Il primo testimone oculare ha raccontato: “Ho visto che si è spaccata la corda e il ragazzo che veniva sbalzato in aria per poi cadere a pochi metri dalla strada. Non avevamo radio, non avevamo il casco. Il capo riferiva che il corpo doveva essere spostato da lì, io rispondevo che non dovevano toccarlo e che dovevamo aspettare i soccorsi. Nonostante le mie rimostranze il titolare e l’altro ragazzo prendevano la vittima e la portavano sulla strada… caricavano il corpo sul sedile posteriore dell’auto della stessa vittima.
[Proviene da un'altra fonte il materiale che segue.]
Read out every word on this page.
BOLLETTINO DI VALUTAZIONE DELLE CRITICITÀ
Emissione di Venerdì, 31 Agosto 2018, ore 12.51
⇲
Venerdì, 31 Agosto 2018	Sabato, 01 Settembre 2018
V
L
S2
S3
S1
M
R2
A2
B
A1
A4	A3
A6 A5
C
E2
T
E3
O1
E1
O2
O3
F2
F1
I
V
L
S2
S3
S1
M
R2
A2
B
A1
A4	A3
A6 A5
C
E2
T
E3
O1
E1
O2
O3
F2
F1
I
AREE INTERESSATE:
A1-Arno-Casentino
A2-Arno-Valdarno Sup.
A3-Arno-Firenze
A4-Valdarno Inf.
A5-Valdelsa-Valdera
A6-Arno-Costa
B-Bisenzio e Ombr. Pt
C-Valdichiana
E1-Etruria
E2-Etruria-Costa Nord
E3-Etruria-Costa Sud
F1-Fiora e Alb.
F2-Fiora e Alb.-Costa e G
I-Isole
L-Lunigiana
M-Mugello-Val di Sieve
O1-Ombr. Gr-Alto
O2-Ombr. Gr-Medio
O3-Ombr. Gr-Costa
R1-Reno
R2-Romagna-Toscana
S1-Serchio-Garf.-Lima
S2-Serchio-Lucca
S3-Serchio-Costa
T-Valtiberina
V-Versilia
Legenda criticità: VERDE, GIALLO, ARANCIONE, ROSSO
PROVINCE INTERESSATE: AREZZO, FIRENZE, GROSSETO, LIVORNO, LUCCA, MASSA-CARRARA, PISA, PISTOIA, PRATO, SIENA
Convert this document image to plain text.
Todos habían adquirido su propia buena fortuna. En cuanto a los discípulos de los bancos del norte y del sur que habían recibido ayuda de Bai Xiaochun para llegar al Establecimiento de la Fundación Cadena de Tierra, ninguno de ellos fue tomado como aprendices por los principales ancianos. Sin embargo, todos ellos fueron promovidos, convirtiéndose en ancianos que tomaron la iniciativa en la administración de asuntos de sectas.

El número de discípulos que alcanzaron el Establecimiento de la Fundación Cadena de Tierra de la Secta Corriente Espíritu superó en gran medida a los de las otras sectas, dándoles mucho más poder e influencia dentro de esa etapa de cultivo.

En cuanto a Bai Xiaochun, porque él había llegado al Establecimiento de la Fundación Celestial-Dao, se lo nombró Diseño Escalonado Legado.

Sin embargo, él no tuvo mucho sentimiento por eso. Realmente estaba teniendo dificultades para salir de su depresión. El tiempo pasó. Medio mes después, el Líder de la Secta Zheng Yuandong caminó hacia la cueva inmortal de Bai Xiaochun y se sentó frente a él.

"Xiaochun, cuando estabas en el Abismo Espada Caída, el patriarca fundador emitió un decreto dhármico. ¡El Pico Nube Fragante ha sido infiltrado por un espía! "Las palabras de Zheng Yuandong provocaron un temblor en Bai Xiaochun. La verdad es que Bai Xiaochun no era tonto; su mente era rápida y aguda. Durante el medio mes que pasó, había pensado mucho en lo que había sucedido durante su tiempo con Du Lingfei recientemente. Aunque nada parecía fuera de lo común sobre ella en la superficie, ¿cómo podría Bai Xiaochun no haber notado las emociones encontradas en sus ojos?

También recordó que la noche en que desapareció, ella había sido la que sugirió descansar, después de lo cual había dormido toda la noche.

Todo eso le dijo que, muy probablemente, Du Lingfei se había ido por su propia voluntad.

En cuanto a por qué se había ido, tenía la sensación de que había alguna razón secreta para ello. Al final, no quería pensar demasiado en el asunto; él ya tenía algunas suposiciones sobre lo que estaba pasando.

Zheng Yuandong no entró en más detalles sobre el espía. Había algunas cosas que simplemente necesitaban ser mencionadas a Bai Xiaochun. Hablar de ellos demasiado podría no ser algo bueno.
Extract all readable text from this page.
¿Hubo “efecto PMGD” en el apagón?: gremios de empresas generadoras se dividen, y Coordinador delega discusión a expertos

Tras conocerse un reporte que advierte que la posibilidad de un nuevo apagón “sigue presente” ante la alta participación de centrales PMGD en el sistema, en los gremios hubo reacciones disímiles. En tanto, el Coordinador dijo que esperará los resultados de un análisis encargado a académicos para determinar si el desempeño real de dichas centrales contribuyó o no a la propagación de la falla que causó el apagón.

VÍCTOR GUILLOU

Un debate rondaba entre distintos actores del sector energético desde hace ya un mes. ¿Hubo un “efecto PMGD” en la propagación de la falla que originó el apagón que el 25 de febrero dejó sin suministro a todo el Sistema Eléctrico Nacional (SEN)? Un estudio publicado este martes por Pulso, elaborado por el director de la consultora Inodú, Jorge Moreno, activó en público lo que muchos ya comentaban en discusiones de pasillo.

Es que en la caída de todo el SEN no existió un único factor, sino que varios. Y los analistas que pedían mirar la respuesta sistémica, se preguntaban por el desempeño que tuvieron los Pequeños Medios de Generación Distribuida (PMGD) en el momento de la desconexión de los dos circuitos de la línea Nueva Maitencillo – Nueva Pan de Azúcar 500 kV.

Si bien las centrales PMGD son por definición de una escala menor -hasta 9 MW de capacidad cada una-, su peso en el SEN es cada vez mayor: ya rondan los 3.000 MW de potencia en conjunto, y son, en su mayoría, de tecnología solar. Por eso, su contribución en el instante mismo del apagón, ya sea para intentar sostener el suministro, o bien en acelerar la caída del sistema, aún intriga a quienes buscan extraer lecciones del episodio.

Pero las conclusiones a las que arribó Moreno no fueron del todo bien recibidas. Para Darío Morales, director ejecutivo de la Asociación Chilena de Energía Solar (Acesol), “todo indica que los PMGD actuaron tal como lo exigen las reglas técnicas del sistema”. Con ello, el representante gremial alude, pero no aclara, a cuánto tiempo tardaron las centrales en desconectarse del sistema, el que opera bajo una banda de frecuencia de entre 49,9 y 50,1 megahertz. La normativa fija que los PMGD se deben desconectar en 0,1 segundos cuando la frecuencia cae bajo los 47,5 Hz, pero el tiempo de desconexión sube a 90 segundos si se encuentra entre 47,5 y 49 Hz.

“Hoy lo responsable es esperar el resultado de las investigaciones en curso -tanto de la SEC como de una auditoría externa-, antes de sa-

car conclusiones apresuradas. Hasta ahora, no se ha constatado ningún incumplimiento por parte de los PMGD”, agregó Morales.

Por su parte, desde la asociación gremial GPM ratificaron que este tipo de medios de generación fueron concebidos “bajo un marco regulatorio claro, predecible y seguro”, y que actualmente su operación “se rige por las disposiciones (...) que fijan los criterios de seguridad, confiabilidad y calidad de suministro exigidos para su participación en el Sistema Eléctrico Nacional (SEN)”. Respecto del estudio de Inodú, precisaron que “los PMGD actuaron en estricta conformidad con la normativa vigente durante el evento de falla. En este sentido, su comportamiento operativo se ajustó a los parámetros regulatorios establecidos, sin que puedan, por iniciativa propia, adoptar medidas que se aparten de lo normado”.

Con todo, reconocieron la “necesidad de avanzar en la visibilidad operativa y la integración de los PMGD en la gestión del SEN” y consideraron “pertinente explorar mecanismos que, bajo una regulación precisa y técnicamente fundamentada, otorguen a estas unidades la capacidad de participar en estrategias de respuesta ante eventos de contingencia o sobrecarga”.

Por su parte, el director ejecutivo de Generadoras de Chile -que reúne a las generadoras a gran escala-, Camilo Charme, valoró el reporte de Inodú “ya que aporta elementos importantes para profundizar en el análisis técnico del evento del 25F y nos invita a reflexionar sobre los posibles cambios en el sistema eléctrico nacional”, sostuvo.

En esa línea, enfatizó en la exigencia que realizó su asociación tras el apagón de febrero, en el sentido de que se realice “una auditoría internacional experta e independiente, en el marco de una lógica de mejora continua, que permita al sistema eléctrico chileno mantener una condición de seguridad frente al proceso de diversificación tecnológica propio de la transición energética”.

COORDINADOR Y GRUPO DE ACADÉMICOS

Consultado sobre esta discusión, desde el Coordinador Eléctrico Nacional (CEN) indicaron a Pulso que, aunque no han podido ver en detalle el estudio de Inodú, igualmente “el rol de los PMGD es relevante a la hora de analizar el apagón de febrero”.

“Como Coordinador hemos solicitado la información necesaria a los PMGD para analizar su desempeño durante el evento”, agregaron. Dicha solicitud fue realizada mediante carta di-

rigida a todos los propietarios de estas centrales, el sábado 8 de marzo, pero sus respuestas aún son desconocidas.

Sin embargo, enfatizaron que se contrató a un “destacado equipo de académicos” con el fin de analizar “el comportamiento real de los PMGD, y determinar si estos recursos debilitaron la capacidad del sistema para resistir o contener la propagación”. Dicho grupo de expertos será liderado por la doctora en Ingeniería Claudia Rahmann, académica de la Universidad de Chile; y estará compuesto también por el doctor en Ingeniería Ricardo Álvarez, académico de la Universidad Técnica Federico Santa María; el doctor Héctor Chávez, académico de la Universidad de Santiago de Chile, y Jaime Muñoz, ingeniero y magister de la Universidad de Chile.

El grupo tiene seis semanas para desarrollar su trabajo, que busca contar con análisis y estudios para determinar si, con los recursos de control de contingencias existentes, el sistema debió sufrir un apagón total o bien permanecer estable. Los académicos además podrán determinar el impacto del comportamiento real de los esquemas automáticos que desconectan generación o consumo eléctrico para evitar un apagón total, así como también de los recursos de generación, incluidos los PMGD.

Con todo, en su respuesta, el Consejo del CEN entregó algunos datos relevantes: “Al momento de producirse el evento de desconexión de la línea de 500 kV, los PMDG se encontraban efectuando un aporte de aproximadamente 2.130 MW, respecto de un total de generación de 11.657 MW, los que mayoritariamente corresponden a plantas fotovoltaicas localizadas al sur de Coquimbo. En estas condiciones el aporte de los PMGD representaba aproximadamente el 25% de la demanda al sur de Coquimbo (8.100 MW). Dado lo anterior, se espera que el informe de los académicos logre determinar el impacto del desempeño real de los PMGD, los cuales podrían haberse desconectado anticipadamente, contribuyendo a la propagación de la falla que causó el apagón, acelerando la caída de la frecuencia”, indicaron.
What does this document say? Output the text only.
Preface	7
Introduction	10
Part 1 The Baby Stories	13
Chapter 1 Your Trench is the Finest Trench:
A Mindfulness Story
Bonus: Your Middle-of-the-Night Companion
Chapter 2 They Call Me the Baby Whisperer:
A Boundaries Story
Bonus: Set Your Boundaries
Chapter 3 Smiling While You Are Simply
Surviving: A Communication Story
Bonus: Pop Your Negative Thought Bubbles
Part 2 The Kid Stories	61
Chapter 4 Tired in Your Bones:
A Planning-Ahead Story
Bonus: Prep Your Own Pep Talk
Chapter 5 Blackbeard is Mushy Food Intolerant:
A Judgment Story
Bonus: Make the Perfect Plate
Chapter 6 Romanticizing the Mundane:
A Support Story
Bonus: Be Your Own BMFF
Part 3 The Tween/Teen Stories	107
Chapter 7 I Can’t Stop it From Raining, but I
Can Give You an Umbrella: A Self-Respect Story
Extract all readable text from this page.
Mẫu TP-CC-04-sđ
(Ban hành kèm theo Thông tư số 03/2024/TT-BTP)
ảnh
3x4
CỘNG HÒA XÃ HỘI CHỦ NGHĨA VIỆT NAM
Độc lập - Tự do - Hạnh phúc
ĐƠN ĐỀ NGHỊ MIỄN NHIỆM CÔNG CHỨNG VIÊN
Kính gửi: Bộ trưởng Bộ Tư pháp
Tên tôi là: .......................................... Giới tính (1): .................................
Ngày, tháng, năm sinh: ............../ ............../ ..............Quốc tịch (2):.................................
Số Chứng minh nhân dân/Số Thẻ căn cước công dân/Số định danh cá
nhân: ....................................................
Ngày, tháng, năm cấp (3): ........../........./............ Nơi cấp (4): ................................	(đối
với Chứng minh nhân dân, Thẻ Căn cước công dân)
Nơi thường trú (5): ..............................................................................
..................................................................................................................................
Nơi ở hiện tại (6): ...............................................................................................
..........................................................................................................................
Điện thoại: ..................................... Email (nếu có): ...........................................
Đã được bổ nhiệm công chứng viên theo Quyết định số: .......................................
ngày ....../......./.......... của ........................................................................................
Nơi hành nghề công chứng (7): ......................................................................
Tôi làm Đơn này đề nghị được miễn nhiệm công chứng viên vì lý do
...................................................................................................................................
L’altro ragazzo si metteva alla guida e mi faceva salire… il titolare saliva a bordo della sua auto e ci fermavamo qualche centinaio di metri più avanti… il titolare e il ragazzo prendevano il corpo, lo posizionavano sul margine della strada mettendogli sopra due pezzi di legno”. Solo a quel punto il datore di lavoro aveva chiamato i soccorsi. Intanto i due testimoni si dirigevano a piedi verso il paese. Uno dei due ha aggiunto: “Lo hanno preso di peso e spostato senza controllare, non lo hanno soccorso… Inizialmente il capo voleva buttarlo in un dirupo che si trova vicino a dove hanno lasciato il corpo, il ragazzo si è rifiutato e ha detto che questo lui non lo faceva”.
Ed ecco la versione dell’altro testimone, che non conferma solo quest’ultimo punto. “Assolutamente no, non mi ha chiesto di gettare il corpo nel dirupo. Il capo è salito e mi ha detto: ‘Poveretto, non si può lasciarlo qua, lo portiamo più avanti dove possono arrivare i soccorsi’. Io ho guidato la macchina, lo abbiamo spostato più avanti, fuori dal cantiere, dopodiché io sono stato preso dal panico e mi sono allontanato. Ero sotto shock, non ho controllato se fosse vivo, nemmeno il capo lo ha fatto”.
Ad accorgersi che qualcosa non andava nella versione erano stati i medici del pronto soccorso. Hanno accertato che il decesso era stato quasi istantaneo. Per questo non è scattata anche l’accusa di omissione di soccorso, ma le omissioni in materia antinfortunistica hanno indotto il giudice ad emettere una pena severa per un omicidio colposo. L’imputato non ha mai aperto bocca, tenendosi la testa stretta fra le mani. Alla lettura della sentenza, la sorella del ragazzo morto è scoppiata in un pianto disperato.